-->

Using mgsub function with word boundaries for repl

2019-07-10 05:27发布

问题:

I am trying to replace substrings of string elements within a vector with blank spaces. Below are the vectors we are considering:

test <- c("PALMA DE MALLORCA", "THE RICH AND THE POOR", "A CAMEL IN THE DESERT", "SANTANDER SL", "LA")

lista <- c("EL", "LA", "ES", "DE", "Y", "DEL", "LOS", "S.L.", "S.A.", "S.C.", "LAS",
       "DEL", "THE", "OF", "AND", "BY", "S", "L", "A", "C", "SA", "SC", "SL")

Then if we apply the mgsub function as it is, we get the following output:

library(qdap)
mgsub(lista, "", test)
# [1] "PM MOR"   "RIH POOR" "M IN ERT" "NTER"     ""  

So I change my list to the following and reexecute:

lista <- paste("\\b", lista, "\\b", sep = "")
mgsub(lista, "", test)
# [1] "PALMA DE MALLORCA"     "THE RICH AND THE POOR" "A CAMEL IN THE DESERT"
# [4] "SANTANDER SL"          "LA"   

I cannot get the word boundary regex to work for this function.

回答1:

According to multigsub {qdap} documentation:

mgsub(pattern, replacement = NULL, text.var, leadspace = FALSE, trailspace = FALSE, fixed = TRUE, trim = TRUE, ...)
...
fixed
logical. If TRUE, pattern is a string to be matched as is. Overrides all conflicting arguments.

To make sure your vector of search terms is parsed as regular expressions, you need to "manually" set the fixed parameter to FALSE.

Another important note: the word boundary set after . requires a word character after it (or end of line).

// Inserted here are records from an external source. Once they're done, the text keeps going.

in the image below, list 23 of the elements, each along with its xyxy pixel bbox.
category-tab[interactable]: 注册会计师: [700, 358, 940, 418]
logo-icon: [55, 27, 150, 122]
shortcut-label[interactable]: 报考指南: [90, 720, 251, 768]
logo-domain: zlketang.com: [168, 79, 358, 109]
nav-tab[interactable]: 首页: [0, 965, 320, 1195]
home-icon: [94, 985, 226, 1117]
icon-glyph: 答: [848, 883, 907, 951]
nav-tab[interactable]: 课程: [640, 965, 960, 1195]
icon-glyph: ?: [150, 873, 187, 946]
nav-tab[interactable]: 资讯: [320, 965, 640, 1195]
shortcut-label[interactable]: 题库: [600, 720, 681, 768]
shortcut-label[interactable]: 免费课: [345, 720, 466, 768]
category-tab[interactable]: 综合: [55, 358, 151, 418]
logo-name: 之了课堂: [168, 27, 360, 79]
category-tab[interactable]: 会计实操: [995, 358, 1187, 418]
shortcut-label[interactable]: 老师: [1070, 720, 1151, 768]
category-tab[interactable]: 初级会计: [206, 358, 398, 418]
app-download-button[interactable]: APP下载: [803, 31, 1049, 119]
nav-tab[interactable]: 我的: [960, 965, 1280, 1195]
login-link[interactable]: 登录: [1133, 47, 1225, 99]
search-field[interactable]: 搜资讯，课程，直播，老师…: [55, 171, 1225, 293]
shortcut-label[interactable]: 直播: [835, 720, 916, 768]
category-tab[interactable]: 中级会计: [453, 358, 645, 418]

It is safer to use (?!\w) subpattern in this case. To use look-arounds in R regex, you need to use Perl-like regex. Thus, I suggest using this (if a non-word character can appear only at the end of the regex):

lista <- paste("\\b", lista, "(?!\\w)", sep = "")

or (if there can be a non-word character at the beginning, too):

lista <- paste("(?<!\\w)", lista, "(?!\\w)", sep = "")

and then

mgsub(lista, "", test, fixed=FALSE, perl=TRUE)